By Jason McBride (Seattle, Washington, US)
Most of us, including critics and aficionados, expect movies to perform like dish detergent. We want endings that feel like a rack of sparkling crockery overlooking a defeated spiral of grime as it gurgles into the void. Films that don’t deliver clear results risk oblivion.
Such is the fate of The Pumpkin Eater, Jack Clayton’s 1964 sort-of-feminist drama about the soured marriage between philandering screenwriter Jake Armitage (Peter “I’m mad as hell” Finch) and the very fecund Jo (Anne Bancroft, of The Graduate fame). All the boxes are checked—a thoroughbred cast; creamy, post-Golden Age black and white hues; conscientiously blocked scenes pulsing with Harold Pinter’s withering dialogue; and bit part players giving 120 percent. But The Pumpkin Eater commits the gravest of errors: it ends realistically.
That it is to say, ambiguously. In fact, the whole film throws curve balls, challenging us with characters that continuously veer off course. To start, bachelor Jake is smitten with Jo, a married woman happily saddled with eight children. The seemingly domesticated Jo abandons her husband and their idyllic barn-house, marries Jake and transplants the brood to a London home purchased by her father (a gruff Cedric Hardwicke), who is more protective of his new son-in-law than his daughter or grandchildren. He insists that Jo send her two eldest boys to boarding school. “You’re not going to be allowed to crush this poor boy before he starts. He’s going to have to work like a galley slave as it is,” he decrees.
From here, we hit familiar grooves. Jake loses patience with Jo’s motherly devotion cutting into their sex life. He screws around with their boarder (a young, dizzy Maggie Smith), and when Jo breaks down in a department store, she ends up in a psychiatrist’s office while Jake flies off to a location shoot in Morocco, complete with all the industry perks i.e. leading actresses that ride camels, among other things.

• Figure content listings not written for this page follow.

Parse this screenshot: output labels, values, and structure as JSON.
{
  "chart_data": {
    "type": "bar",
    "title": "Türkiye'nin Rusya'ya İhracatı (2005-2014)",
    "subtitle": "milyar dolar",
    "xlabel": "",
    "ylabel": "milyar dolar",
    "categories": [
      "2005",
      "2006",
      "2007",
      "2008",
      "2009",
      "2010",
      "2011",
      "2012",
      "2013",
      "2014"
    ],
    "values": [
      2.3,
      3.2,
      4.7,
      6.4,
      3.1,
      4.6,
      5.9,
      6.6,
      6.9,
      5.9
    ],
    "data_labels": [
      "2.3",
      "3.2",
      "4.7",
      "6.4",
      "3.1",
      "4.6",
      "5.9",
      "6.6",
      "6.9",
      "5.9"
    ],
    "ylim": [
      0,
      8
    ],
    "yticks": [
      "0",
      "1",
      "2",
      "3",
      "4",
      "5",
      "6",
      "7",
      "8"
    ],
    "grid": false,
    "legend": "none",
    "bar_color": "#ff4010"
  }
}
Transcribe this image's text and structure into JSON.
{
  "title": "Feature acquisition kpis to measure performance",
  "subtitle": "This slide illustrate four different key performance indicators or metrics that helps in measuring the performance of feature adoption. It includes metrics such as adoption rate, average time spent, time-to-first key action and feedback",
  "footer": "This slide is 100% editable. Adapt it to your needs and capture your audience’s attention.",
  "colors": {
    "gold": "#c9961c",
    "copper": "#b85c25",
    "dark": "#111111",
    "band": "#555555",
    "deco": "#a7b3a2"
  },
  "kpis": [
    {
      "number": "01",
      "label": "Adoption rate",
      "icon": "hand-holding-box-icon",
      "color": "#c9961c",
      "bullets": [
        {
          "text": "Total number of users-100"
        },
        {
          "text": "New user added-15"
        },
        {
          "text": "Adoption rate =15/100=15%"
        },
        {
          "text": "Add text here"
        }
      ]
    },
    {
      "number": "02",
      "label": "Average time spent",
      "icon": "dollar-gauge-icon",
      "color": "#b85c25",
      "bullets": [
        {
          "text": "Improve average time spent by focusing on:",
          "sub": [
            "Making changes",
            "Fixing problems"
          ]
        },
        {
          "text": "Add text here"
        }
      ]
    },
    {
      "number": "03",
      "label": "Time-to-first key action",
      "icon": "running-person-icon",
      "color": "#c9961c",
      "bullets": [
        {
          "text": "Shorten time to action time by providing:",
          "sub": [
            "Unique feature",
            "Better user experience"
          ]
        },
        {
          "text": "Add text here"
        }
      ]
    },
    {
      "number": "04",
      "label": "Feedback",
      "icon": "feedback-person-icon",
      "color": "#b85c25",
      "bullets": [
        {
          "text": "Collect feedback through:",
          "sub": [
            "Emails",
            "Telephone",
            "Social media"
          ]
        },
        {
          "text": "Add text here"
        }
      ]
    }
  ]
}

Jo makes her gutsiest stand in the whole film when she quits her patronizing shrink. But instead of harnessing this momentum, Jo slides back into people pleasing, aborting a child at Jake’s—and oddly, her mother’s—insistence. Not only does she terminate the pregnancy, but in a quasi-legal decision (remember, this is 1964), her doctors insist that she undergo permanent sterilization. Jo agrees, and oddly, this woman who has made childbearing the bulk of her identity wakes up from the surgery ecstatic with her new “freedom.” Jo’s liberation is short-lived, however, when Bob Conway (a perversely moralistic James Mason) reads her a love letter to Jake from his actress wife, Beth. Conway reveals that Beth threatened to leave Jake if Jo had the baby; in other words, Jake sacrificed the child to keep his mistress.
Upon learning the true reason she voluntarily sterilized herself, Jo reacts with appropriate fury and ends up in bed with her previous husband, but her wifely instincts call her back and we are left with tender, conciliatory close-ups between Bancroft and Finch. It’s one of those endings that will leave many shouting at the screen: “Leave him, for god’s sake! You’re great and he’s a jerk! You can do so much better!”
But people choose poorly, so why shouldn’t movie characters do the same? Because when the thread isn’t consistent, the film doesn’t resonate. If Jo had suffered through the weird sixties psychiatry and gotten straitjacketed and injected and involuntarily gutted on the operating table, we could shake our heads, tsk-tsk and enjoy some indignant tears over the poor, mistreated lamb.
Instead we get a woman who wants a lot of kids and gets to have a lot of kids. The same woman also wants a happy marriage but gets an adulterous husband—backed up by Jo’s parents and the medical establishment—who dupes her out of her reproductive autonomy. Additionally, her father’s “offer” to pay for boarding school leaves Jo with a stilted, distant relationship with her boys.
If the only qualification is terrible male behavior, The Pumpkin Eater is a feminist film. But Jo’s lack of vision or willingness to stand for anything doesn’t make for an inspiring role model, much less a martyr. Even the camera treats her like a victim, fetishizing her ingenuous fragility with one wistful close-up after another. Or maybe, in 1964’s eyes, Jo’s misery is the moral consequence of divorcing the children’s father for Jake in the first place. Throw in the possibility of a reconciliation at the end, and it’s hard to know how to take all of this.
There’s a reason Simon & Garfunkel wrote “Mrs. Robinson,” not “Mrs. Armitage.”
The Pumpkin Eater just isn’t good dish detergent.